The Breakers

At The Breakers, more revenue, no more porta potties

The Great Hall of The Breakers.

The Great Hall of The Breakers.

Adapted from Robert Whitcomb’s “Digital Diary,’’ in GoLocal24.com

The Preservation Society of Newport County has told me that for the six months July to December (month-to-date) this year the new Welcome Center at The Breakers mansion has brought the society $350,000 more than it got in the year-earlier period at The Breakers. Back then, the center hadn’t yet opened and only memberships and tickets were for sale. The Welcome Center sells beverages and light meals. The society said that was a 10 percent increase in revenue for the society at The Breakers.

Of course, the Welcome Center aroused much neighborhood opposition, which delayed it for years. Foes were divided between those who didn’t want the new facility at all and those who wanted it, if it had to be built, across the street from The Breakers, the most famous Newport mansion.

In any case, good riddance to the port-a-potties that had served as the rest rooms for the public at The Breakers!

Tough town, Newport



The Breakers, in Newport.

The Breakers, in Newport.

From Robert Whitcomb’s “Digital Diary,’’ in GoLocal24.com

I’ve been chatting with Newporters a bit more than usual lately. It’s an exciting and complicated, sometimes bizarre place, with great natural and manmade beauty. But the routes to get there are problematical. The Route 114 commercial strip in Middletown to the Newport city line is one of the ugliest I’ve seen – where were the town planners and zoners? -- and there often seems to be an accident or other problem on the Pell Bridge, a toll span. If only there was much more ferry service between Providence and Newport to reduce some of the congestion.

And society, especially “high society,’’ while often entertaining, can be quite vehement. Consider the Preservation Society of Newport’s successful multi-year campaign to build a “welcome center,’’ with restaurant, on the grounds of The Breakers, the Vanderbilts’ former over-the-top seaside mansion on Ochre Point Avenue, close to famed Bellevue Avenue. Some powerful Newporters argued that if such an “amenity’’ were to be built at all it should have been across the street. What ensued was a upscale civil war with neighbors; some of the protagonists still don’t speak to each other.

Some Newporters fear that the Preservation Society might try to put restaurants in some of its other properties, too, in effect turning into a restaurant chain, which would displease some neighbors (street-parking paranoia) as well as for-profit eateries in town that might be hard-pressed to compete with the powerful nonprofit.

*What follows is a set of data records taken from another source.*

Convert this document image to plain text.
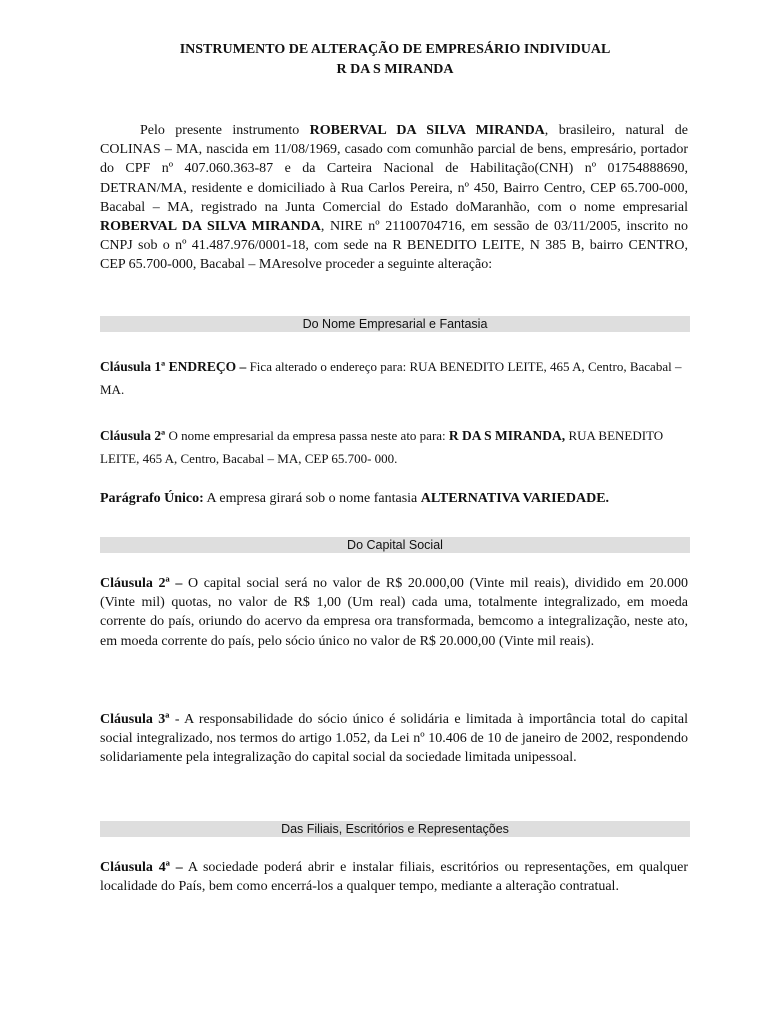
INSTRUMENTO DE ALTERAÇÃO DE EMPRESÁRIO INDIVIDUAL
R DA S MIRANDA
Pelo presente instrumento ROBERVAL DA SILVA MIRANDA, brasileiro, natural de COLINAS – MA, nascida em 11/08/1969, casado com comunhão parcial de bens, empresário, portador do CPF nº 407.060.363-87 e da Carteira Nacional de Habilitação(CNH) nº 01754888690, DETRAN/MA, residente e domiciliado à Rua Carlos Pereira, nº 450, Bairro Centro, CEP 65.700-000, Bacabal – MA, registrado na Junta Comercial do Estado doMaranhão, com o nome empresarial ROBERVAL DA SILVA MIRANDA, NIRE nº 21100704716, em sessão de 03/11/2005, inscrito no CNPJ sob o nº 41.487.976/0001-18, com sede na R BENEDITO LEITE, N 385 B, bairro CENTRO, CEP 65.700-000, Bacabal – MAresolve proceder a seguinte alteração:
Do Nome Empresarial e Fantasia
Cláusula 1ª ENDREÇO – Fica alterado o endereço para: RUA BENEDITO LEITE, 465 A, Centro, Bacabal – MA.
Cláusula 2ª O nome empresarial da empresa passa neste ato para: R DA S MIRANDA, RUA BENEDITO LEITE, 465 A, Centro, Bacabal – MA, CEP 65.700- 000.
Parágrafo Único: A empresa girará sob o nome fantasia ALTERNATIVA VARIEDADE.
Do Capital Social
Cláusula 2ª – O capital social será no valor de R$ 20.000,00 (Vinte mil reais), dividido em 20.000 (Vinte mil) quotas, no valor de R$ 1,00 (Um real) cada uma, totalmente integralizado, em moeda corrente do país, oriundo do acervo da empresa ora transformada, bemcomo a integralização, neste ato, em moeda corrente do país, pelo sócio único no valor de R$ 20.000,00 (Vinte mil reais).
Cláusula 3ª - A responsabilidade do sócio único é solidária e limitada à importância total do capital social integralizado, nos termos do artigo 1.052, da Lei nº 10.406 de 10 de janeiro de 2002, respondendo solidariamente pela integralização do capital social da sociedade limitada unipessoal.
Das Filiais, Escritórios e Representações
Cláusula 4ª – A sociedade poderá abrir e instalar filiais, escritórios ou representações, em qualquer localidade do País, bem como encerrá-los a qualquer tempo, mediante a alteração contratual.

Anyway, the city could use a Truman Capote, Edith Wharton, Gore Vidal or Tom Wolfe to do an updated zoological study of the Bellevue Drive/Ocean Drive swells, which include such nouveau riches as Larry Ellison, Jay Leno and Judge Judy as well as “old money,’’ some of which can be traced back to crooks in the 19th Century Gilded Age.

(The old response, attributed to various recipients of charitable donations over the years, about “tainted money’’ was that the only problem was that ‘’taint enough of it’’.)

There’s something about the mix of deep history, commercial and recreational port, aesthetics, social drama and intrigue, a rich stew of ethnicities, Navy, ex-spies and other government types and location at the southern end of an island that keeps new people coming to rejuvenate the place.